One of the significant challenges for them has been establishing a structure for the event that transcends the transient nature of being a student-run organization. They now have six team leaders, that are Ph.D.'s who are going to be around, this stable core of people is able to work well with the flexibility of the primary workforce. This is an excellent solution for a University TEDx event.
An interesting anomaly that exists as a cultural consideration for the team is that in Germany, outgoing persona's are frowned upon. Everyone, especially students, wants to be perceived as serious. They encourage a playful atmosphere to counter this behavior.
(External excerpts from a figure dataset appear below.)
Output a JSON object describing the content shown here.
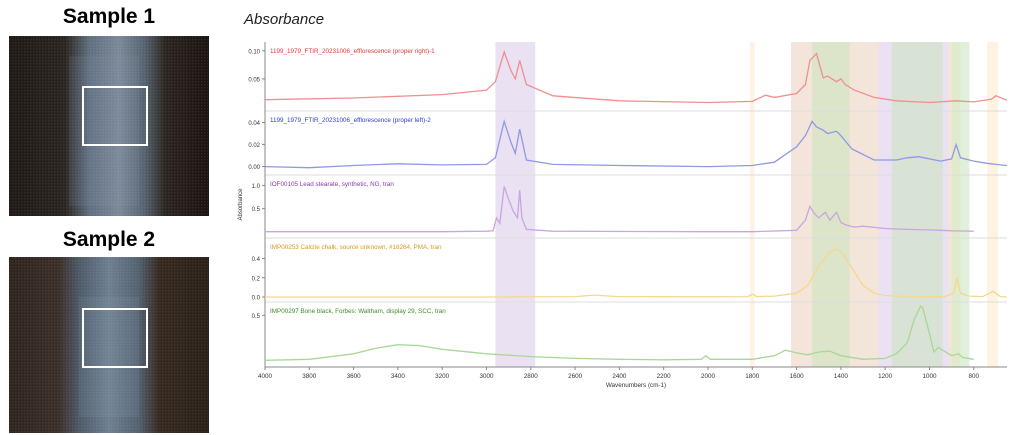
{
  "samples": [
    {
      "title": "Sample 1",
      "base_color": "#1d1612"
    },
    {
      "title": "Sample 2",
      "base_color": "#2a1f1a"
    }
  ],
  "chart_data": {
    "type": "line",
    "title": "Absorbance",
    "xlabel": "Wavenumbers (cm-1)",
    "ylabel": "Absorbance",
    "xlim": [
      4000,
      650
    ],
    "x_reversed": true,
    "x_ticks": [
      4000,
      3800,
      3600,
      3400,
      3200,
      3000,
      2800,
      2600,
      2400,
      2200,
      2000,
      1800,
      1600,
      1400,
      1200,
      1000,
      800
    ],
    "highlight_regions": [
      {
        "from": 2960,
        "to": 2780,
        "color": "#d9c9e8"
      },
      {
        "from": 1625,
        "to": 900,
        "color": "#d9c9e8"
      },
      {
        "from": 1810,
        "to": 1790,
        "color": "#fbe9c6"
      },
      {
        "from": 1625,
        "to": 1230,
        "color": "#fbe9c6"
      },
      {
        "from": 915,
        "to": 860,
        "color": "#fbe9c6"
      },
      {
        "from": 740,
        "to": 690,
        "color": "#fbe9c6"
      },
      {
        "from": 1530,
        "to": 1360,
        "color": "#c9e3bd"
      },
      {
        "from": 1170,
        "to": 940,
        "color": "#c9e3bd"
      },
      {
        "from": 900,
        "to": 820,
        "color": "#c9e3bd"
      }
    ],
    "series": [
      {
        "name": "1199_1979_FTIR_20231006_efflorescence (proper right)-1",
        "color": "#e23b3b",
        "line_color": "#f08f8f",
        "ylim": [
          0.0,
          0.105
        ],
        "y_ticks": [
          {
            "v": 0.1,
            "label": "0.10"
          },
          {
            "v": 0.05,
            "label": "0.05"
          }
        ],
        "x": [
          4000,
          3600,
          3200,
          3000,
          2960,
          2920,
          2890,
          2870,
          2850,
          2820,
          2700,
          2400,
          2000,
          1800,
          1740,
          1700,
          1600,
          1560,
          1540,
          1510,
          1480,
          1460,
          1420,
          1400,
          1380,
          1340,
          1250,
          1150,
          1000,
          880,
          800,
          720,
          700,
          650
        ],
        "y": [
          0.013,
          0.016,
          0.022,
          0.03,
          0.045,
          0.098,
          0.065,
          0.05,
          0.083,
          0.04,
          0.02,
          0.011,
          0.008,
          0.01,
          0.021,
          0.017,
          0.024,
          0.04,
          0.083,
          0.095,
          0.052,
          0.055,
          0.045,
          0.05,
          0.04,
          0.03,
          0.017,
          0.011,
          0.008,
          0.011,
          0.009,
          0.014,
          0.02,
          0.012
        ]
      },
      {
        "name": "1199_1979_FTIR_20231006_efflorescence (proper left)-2",
        "color": "#2940c9",
        "line_color": "#8f99e6",
        "ylim": [
          -0.004,
          0.045
        ],
        "y_ticks": [
          {
            "v": 0.04,
            "label": "0.04"
          },
          {
            "v": 0.02,
            "label": "0.02"
          },
          {
            "v": 0.0,
            "label": "0.00"
          }
        ],
        "x": [
          4000,
          3800,
          3600,
          3400,
          3200,
          3000,
          2960,
          2920,
          2890,
          2870,
          2850,
          2820,
          2700,
          2400,
          2000,
          1800,
          1700,
          1600,
          1560,
          1530,
          1510,
          1480,
          1460,
          1420,
          1400,
          1350,
          1250,
          1150,
          1100,
          1050,
          1000,
          950,
          900,
          880,
          860,
          800,
          740,
          700,
          650
        ],
        "y": [
          0.0,
          -0.001,
          0.001,
          0.0025,
          0.0015,
          0.002,
          0.008,
          0.041,
          0.022,
          0.012,
          0.034,
          0.006,
          0.002,
          0.001,
          0.0,
          0.001,
          0.004,
          0.018,
          0.028,
          0.041,
          0.036,
          0.033,
          0.03,
          0.032,
          0.028,
          0.016,
          0.006,
          0.006,
          0.008,
          0.009,
          0.007,
          0.005,
          0.007,
          0.02,
          0.008,
          0.005,
          0.003,
          0.002,
          0.001
        ]
      },
      {
        "name": "IOF00105 Lead stearate, synthetic, NG, tran",
        "color": "#8a3aa8",
        "line_color": "#c9a6e0",
        "ylim": [
          -0.05,
          1.1
        ],
        "y_ticks": [
          {
            "v": 1.0,
            "label": "1.0"
          },
          {
            "v": 0.5,
            "label": "0.5"
          }
        ],
        "x": [
          4000,
          3200,
          3000,
          2970,
          2955,
          2940,
          2920,
          2900,
          2880,
          2860,
          2850,
          2840,
          2820,
          2700,
          2000,
          1800,
          1600,
          1560,
          1540,
          1520,
          1500,
          1470,
          1450,
          1420,
          1400,
          1380,
          1340,
          1300,
          1200,
          1100,
          1000,
          950,
          900,
          850,
          800
        ],
        "y": [
          0.0,
          0.0,
          0.01,
          0.02,
          0.3,
          0.18,
          0.98,
          0.7,
          0.45,
          0.3,
          0.9,
          0.3,
          0.05,
          0.01,
          0.0,
          0.0,
          0.03,
          0.25,
          0.55,
          0.4,
          0.3,
          0.42,
          0.25,
          0.42,
          0.2,
          0.15,
          0.1,
          0.12,
          0.07,
          0.05,
          0.04,
          0.03,
          0.02,
          0.015,
          0.01
        ]
      },
      {
        "name": "IMP00253 Calcite chalk, source unknown, #18264, PMA, tran",
        "color": "#d49a1e",
        "line_color": "#f5d890",
        "ylim": [
          -0.01,
          0.55
        ],
        "y_ticks": [
          {
            "v": 0.4,
            "label": "0.4"
          },
          {
            "v": 0.2,
            "label": "0.2"
          },
          {
            "v": 0.0,
            "label": "0.0"
          }
        ],
        "x": [
          4000,
          3000,
          2600,
          2515,
          2400,
          2000,
          1820,
          1797,
          1780,
          1700,
          1600,
          1550,
          1500,
          1450,
          1420,
          1400,
          1350,
          1300,
          1250,
          1200,
          1100,
          1000,
          930,
          890,
          876,
          860,
          820,
          760,
          712,
          680,
          650
        ],
        "y": [
          0.0,
          0.0,
          0.005,
          0.02,
          0.005,
          0.002,
          0.005,
          0.03,
          0.005,
          0.01,
          0.04,
          0.12,
          0.32,
          0.47,
          0.5,
          0.47,
          0.3,
          0.12,
          0.04,
          0.015,
          0.005,
          0.003,
          0.004,
          0.04,
          0.2,
          0.04,
          0.01,
          0.005,
          0.06,
          0.005,
          0.0
        ]
      },
      {
        "name": "IMP00297 Bone black, Forbes: Waltham, display 29, SCC, tran",
        "color": "#3f8a2a",
        "line_color": "#a8d898",
        "ylim": [
          -0.02,
          0.58
        ],
        "y_ticks": [
          {
            "v": 0.5,
            "label": "0.5"
          }
        ],
        "x": [
          4000,
          3800,
          3600,
          3500,
          3400,
          3300,
          3200,
          3000,
          2800,
          2600,
          2400,
          2200,
          2030,
          2010,
          1990,
          1800,
          1700,
          1650,
          1600,
          1550,
          1500,
          1450,
          1400,
          1300,
          1200,
          1150,
          1100,
          1070,
          1040,
          1030,
          1000,
          980,
          960,
          900,
          870,
          850,
          800
        ],
        "y": [
          0.01,
          0.02,
          0.08,
          0.14,
          0.18,
          0.17,
          0.13,
          0.08,
          0.05,
          0.03,
          0.02,
          0.015,
          0.02,
          0.06,
          0.02,
          0.02,
          0.06,
          0.12,
          0.09,
          0.07,
          0.1,
          0.11,
          0.06,
          0.02,
          0.03,
          0.08,
          0.2,
          0.45,
          0.6,
          0.58,
          0.3,
          0.1,
          0.15,
          0.06,
          0.08,
          0.04,
          0.02
        ]
      }
    ]
  }
}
When I asked her about the intrinsic awards of running a TEDx she said that if one person says, "I think differently," it's all worth it. I agree.
Dora says that she gets a lot of ideas for her event from this podcast, thanks, we love hearing that. She also writes for Medium and calls her column, Part Time Optimism, because full-time realism is no fun.
The biggest surprise for me was that I have skills I didn't know I had." Dora Dzvonyar, TEDxTum Organizer
The Lightning Round
Tell us a bit about your background and your TEDx origin story.
She's been organizing TEDx since 2015 and was introduced to the idea of a TEDx at TUM by Dietrich (Co-Organizer) when he came back from being an exchange student in Australia and saw a TEDx there.
How many TEDx events have you worked with or produced?
Several salons, a TEDLive and a few main events. She's been to TEDGlobal and did a workshop in Lugano. Note: We strongly encourage organizers and team members to find a workshop near you and attend.
What makes your TEDx unique?
The social norm in Germany, and especially in Munich is to not be outgoing per se but to be perceived as serious. This makes being 'playful' a challenge for the user experience team.
What’s your Superpower?
What was the biggest surprise while working on your event?
That I have skills, I didn't know I had.
Every event has its challenges, what was the biggest dragon you had to overcome?
Building a sustainable organization that relies on students on the team.
What’s one piece of advice you have for veteran organizers? For first-timers?
Not everyone will like everything you do or every talk you put on the stage. And that's ok.
Looking forward to your next event, what excites you the most?
Co-leading the curation team and introducing new ideas.
What’s a TEDx event that you’d like to attend?
She'd like to go back in time and visit TEDxVelenje (Slovenia) which was in November 2017 and was held underground in a Mine.
The show is called Hacking the Red Circle, so what's your best hack?
Because 25% of a Level One event is screening recorded TED Talks, she says, invite audience members from the community to come on stage and introduce their favorite TED Talk and explain why they feel it's essential.